If shorter fasting times are adopted, benefits should be apparent immediately—patients would resume nutrition faster and potentially need less oxygen support within the first 48 hours after surgery. However, the main complication (food entering lungs) occurred at similar rates regardless, so don’t expect this change to eliminate that risk entirely.

Want to Apply This Research?

  • For ICU caregivers using a medical app: Track fasting duration before procedures (in hours) alongside post-procedure oxygen requirements (as percentage) and time to reach nutritional goals (in hours). This creates a personalized record showing how fasting duration correlates with recovery metrics.
  • Work with your ICU care team to develop a shorter, individualized fasting protocol. Instead of automatically fasting 12+ hours, discuss whether 1-2 hours might be appropriate for your specific situation. Document the fasting duration used and monitor your oxygen needs and nutrition recovery afterward.
  • If you’re involved in ICU care decisions, establish a tracking system that records: (1) pre-procedure fasting duration, (2) oxygen requirements at 24 and 48 hours post-procedure, (3) time to reach caloric goals, and (4) any complications. Over time, this data helps identify the optimal fasting duration for individual patients rather than using a one-size-fits-all approach.

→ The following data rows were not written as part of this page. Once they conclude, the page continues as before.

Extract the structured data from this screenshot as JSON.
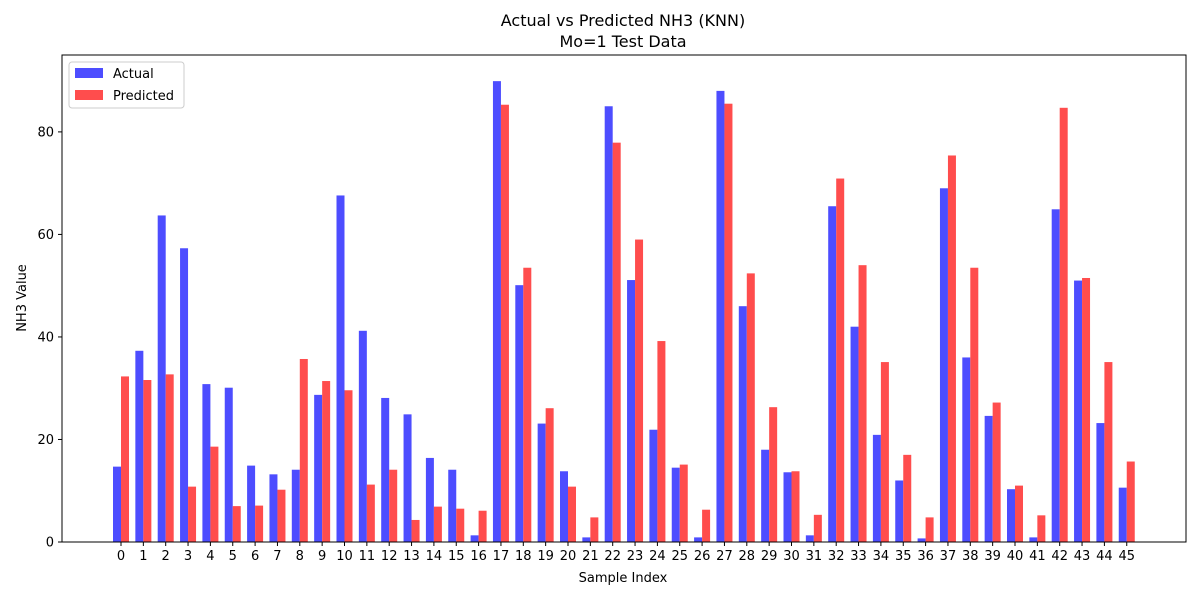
{
  "chart_data": {
    "type": "bar",
    "title": "Actual vs Predicted NH3 (KNN)",
    "subtitle": "Mo=1 Test Data",
    "xlabel": "Sample Index",
    "ylabel": "NH3 Value",
    "ylim": [
      0,
      95
    ],
    "yticks": [
      0,
      20,
      40,
      60,
      80
    ],
    "grid": false,
    "legend_position": "top-left",
    "categories": [
      "0",
      "1",
      "2",
      "3",
      "4",
      "5",
      "6",
      "7",
      "8",
      "9",
      "10",
      "11",
      "12",
      "13",
      "14",
      "15",
      "16",
      "17",
      "18",
      "19",
      "20",
      "21",
      "22",
      "23",
      "24",
      "25",
      "26",
      "27",
      "28",
      "29",
      "30",
      "31",
      "32",
      "33",
      "34",
      "35",
      "36",
      "37",
      "38",
      "39",
      "40",
      "41",
      "42",
      "43",
      "44",
      "45"
    ],
    "series": [
      {
        "name": "Actual",
        "color": "#4d4dff",
        "values": [
          14.7,
          37.3,
          63.7,
          57.3,
          30.8,
          30.1,
          14.9,
          13.2,
          14.1,
          28.7,
          67.6,
          41.2,
          28.1,
          24.9,
          16.4,
          14.1,
          1.3,
          89.9,
          50.1,
          23.1,
          13.8,
          0.9,
          85.0,
          51.1,
          21.9,
          14.5,
          0.9,
          88.0,
          46.0,
          18.0,
          13.6,
          1.3,
          65.5,
          42.0,
          20.9,
          12.0,
          0.7,
          69.0,
          36.0,
          24.6,
          10.3,
          0.9,
          64.9,
          51.0,
          23.2,
          10.6
        ]
      },
      {
        "name": "Predicted",
        "color": "#ff4d4d",
        "values": [
          32.3,
          31.6,
          32.7,
          10.8,
          18.6,
          7.0,
          7.1,
          10.2,
          35.7,
          31.4,
          29.6,
          11.2,
          14.1,
          4.3,
          6.9,
          6.5,
          6.1,
          85.3,
          53.5,
          26.1,
          10.8,
          4.8,
          77.9,
          59.0,
          39.2,
          15.1,
          6.3,
          85.5,
          52.4,
          26.3,
          13.8,
          5.3,
          70.9,
          54.0,
          35.1,
          17.0,
          4.8,
          75.4,
          53.5,
          27.2,
          11.0,
          5.2,
          84.7,
          51.5,
          35.1,
          15.7
        ]
      }
    ]
  }
}
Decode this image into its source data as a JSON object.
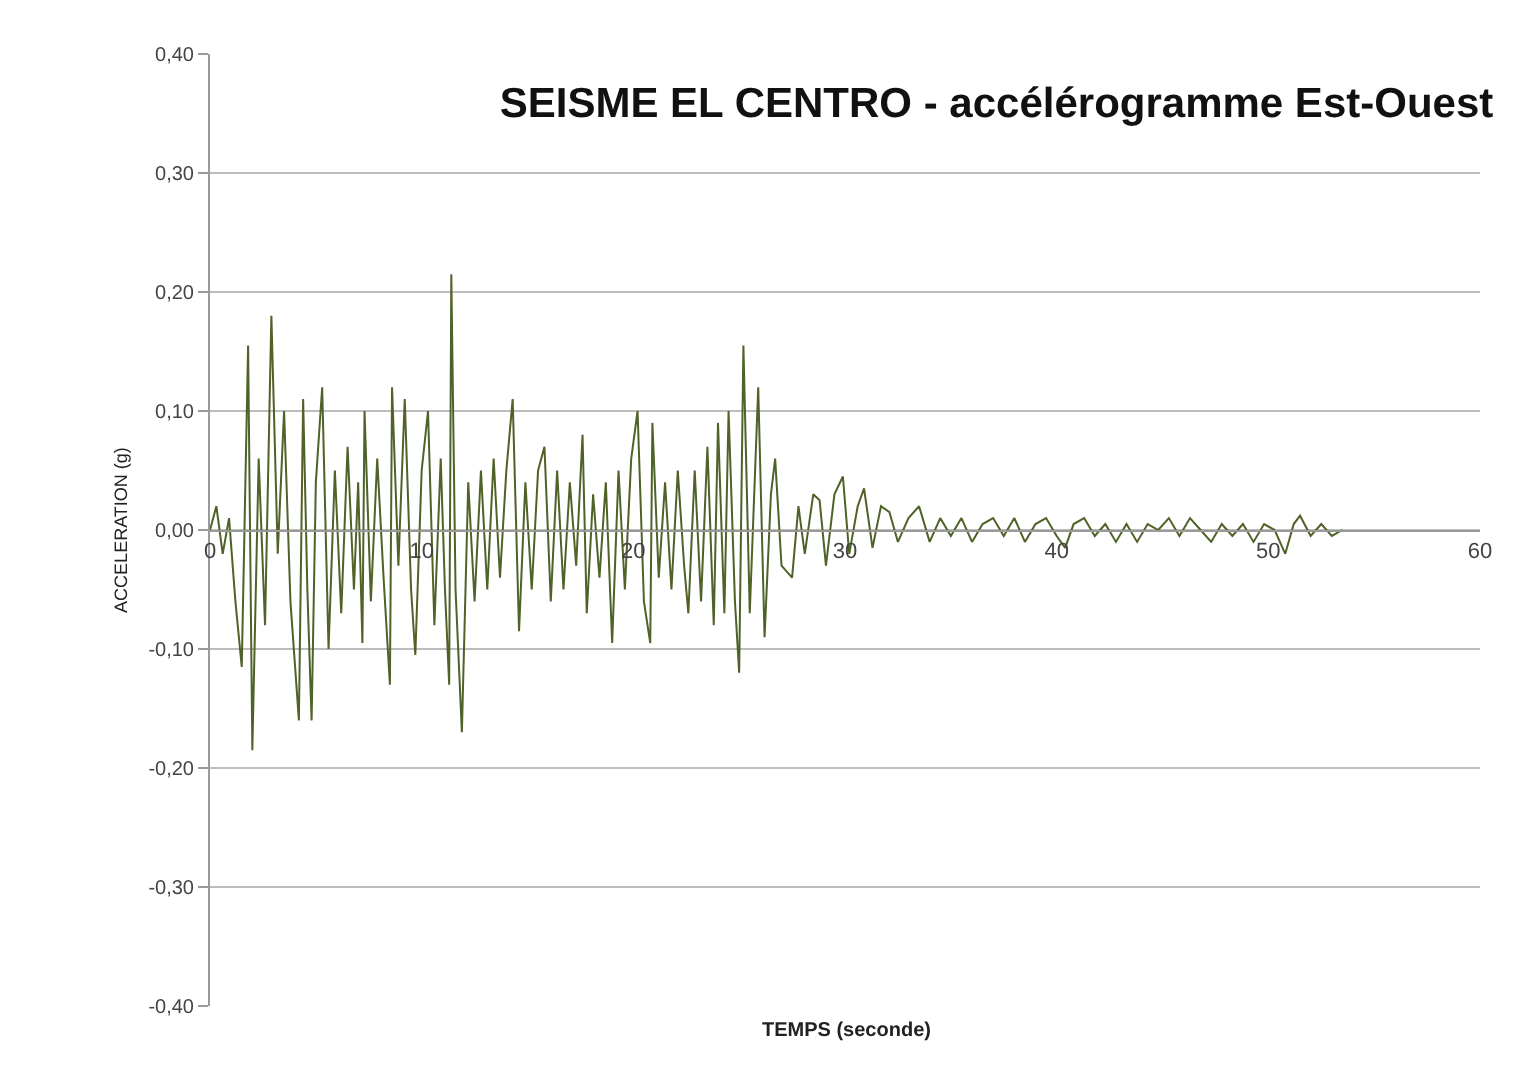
{
  "chart_data": {
    "type": "line",
    "title": "SEISME EL CENTRO - accélérogramme Est-Ouest",
    "xlabel": "TEMPS (seconde)",
    "ylabel": "ACCELERATION (g)",
    "x": [
      0,
      0.3,
      0.6,
      0.9,
      1.2,
      1.5,
      1.8,
      2.0,
      2.3,
      2.6,
      2.9,
      3.2,
      3.5,
      3.8,
      4.2,
      4.4,
      4.6,
      4.8,
      5.0,
      5.3,
      5.6,
      5.9,
      6.2,
      6.5,
      6.8,
      7.0,
      7.2,
      7.3,
      7.6,
      7.9,
      8.2,
      8.5,
      8.6,
      8.9,
      9.2,
      9.5,
      9.7,
      10.0,
      10.3,
      10.6,
      10.9,
      11.1,
      11.3,
      11.4,
      11.6,
      11.9,
      12.2,
      12.5,
      12.8,
      13.1,
      13.4,
      13.7,
      14.0,
      14.3,
      14.6,
      14.9,
      15.2,
      15.5,
      15.8,
      16.1,
      16.4,
      16.7,
      17.0,
      17.3,
      17.6,
      17.8,
      18.1,
      18.4,
      18.7,
      19.0,
      19.3,
      19.6,
      19.9,
      20.2,
      20.5,
      20.8,
      20.9,
      21.2,
      21.5,
      21.8,
      22.1,
      22.4,
      22.6,
      22.9,
      23.2,
      23.5,
      23.8,
      24.0,
      24.3,
      24.5,
      24.8,
      25.0,
      25.2,
      25.5,
      25.9,
      26.2,
      26.5,
      26.7,
      27.0,
      27.5,
      27.8,
      28.1,
      28.5,
      28.8,
      29.1,
      29.5,
      29.9,
      30.2,
      30.6,
      30.9,
      31.3,
      31.7,
      32.1,
      32.5,
      33.0,
      33.5,
      34.0,
      34.5,
      35.0,
      35.5,
      36.0,
      36.5,
      37.0,
      37.5,
      38.0,
      38.5,
      39.0,
      39.5,
      40.0,
      40.4,
      40.8,
      41.3,
      41.8,
      42.3,
      42.8,
      43.3,
      43.8,
      44.3,
      44.8,
      45.3,
      45.8,
      46.3,
      46.8,
      47.3,
      47.8,
      48.3,
      48.8,
      49.3,
      49.8,
      50.3,
      50.8,
      51.2,
      51.5,
      52.0,
      52.5,
      53.0,
      53.5
    ],
    "series": [
      {
        "color": "#4f6228",
        "values": [
          0,
          0.02,
          -0.02,
          0.01,
          -0.06,
          -0.115,
          0.155,
          -0.185,
          0.06,
          -0.08,
          0.18,
          -0.02,
          0.1,
          -0.06,
          -0.16,
          0.11,
          -0.05,
          -0.16,
          0.04,
          0.12,
          -0.1,
          0.05,
          -0.07,
          0.07,
          -0.05,
          0.04,
          -0.095,
          0.1,
          -0.06,
          0.06,
          -0.04,
          -0.13,
          0.12,
          -0.03,
          0.11,
          -0.05,
          -0.105,
          0.05,
          0.1,
          -0.08,
          0.06,
          -0.05,
          -0.13,
          0.215,
          -0.05,
          -0.17,
          0.04,
          -0.06,
          0.05,
          -0.05,
          0.06,
          -0.04,
          0.05,
          0.11,
          -0.085,
          0.04,
          -0.05,
          0.05,
          0.07,
          -0.06,
          0.05,
          -0.05,
          0.04,
          -0.03,
          0.08,
          -0.07,
          0.03,
          -0.04,
          0.04,
          -0.095,
          0.05,
          -0.05,
          0.06,
          0.1,
          -0.06,
          -0.095,
          0.09,
          -0.04,
          0.04,
          -0.05,
          0.05,
          -0.03,
          -0.07,
          0.05,
          -0.06,
          0.07,
          -0.08,
          0.09,
          -0.07,
          0.1,
          -0.06,
          -0.12,
          0.155,
          -0.07,
          0.12,
          -0.09,
          0.03,
          0.06,
          -0.03,
          -0.04,
          0.02,
          -0.02,
          0.03,
          0.025,
          -0.03,
          0.03,
          0.045,
          -0.02,
          0.02,
          0.035,
          -0.015,
          0.02,
          0.015,
          -0.01,
          0.01,
          0.02,
          -0.01,
          0.01,
          -0.005,
          0.01,
          -0.01,
          0.005,
          0.01,
          -0.005,
          0.01,
          -0.01,
          0.005,
          0.01,
          -0.005,
          -0.015,
          0.005,
          0.01,
          -0.005,
          0.005,
          -0.01,
          0.005,
          -0.01,
          0.005,
          0,
          0.01,
          -0.005,
          0.01,
          0,
          -0.01,
          0.005,
          -0.005,
          0.005,
          -0.01,
          0.005,
          0,
          -0.02,
          0.005,
          0.012,
          -0.005,
          0.005,
          -0.005,
          0
        ]
      }
    ],
    "xlim": [
      0,
      60
    ],
    "xticks": [
      0,
      10,
      20,
      30,
      40,
      50,
      60
    ],
    "ylim": [
      -0.4,
      0.4
    ],
    "yticks": [
      {
        "value": -0.4,
        "label": "-0,40"
      },
      {
        "value": -0.3,
        "label": "-0,30"
      },
      {
        "value": -0.2,
        "label": "-0,20"
      },
      {
        "value": -0.1,
        "label": "-0,10"
      },
      {
        "value": 0,
        "label": "0,00"
      },
      {
        "value": 0.1,
        "label": "0,10"
      },
      {
        "value": 0.2,
        "label": "0,20"
      },
      {
        "value": 0.3,
        "label": "0,30"
      },
      {
        "value": 0.4,
        "label": "0,40"
      }
    ],
    "grid": "y",
    "marker": "none",
    "line_style": "solid"
  }
}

This research applies specifically to critically ill ICU patients undergoing tracheostomy procedures and should not be applied to other surgical settings or patient populations without medical guidance. Fasting recommendations vary greatly depending on the type of procedure, anesthesia used, and individual patient factors. Always follow your doctor’s specific pre-procedure instructions, as they understand your complete medical situation. This study challenges traditional practice but doesn’t eliminate the need for some fasting before procedures. Discuss appropriate fasting duration with your medical team before any procedure.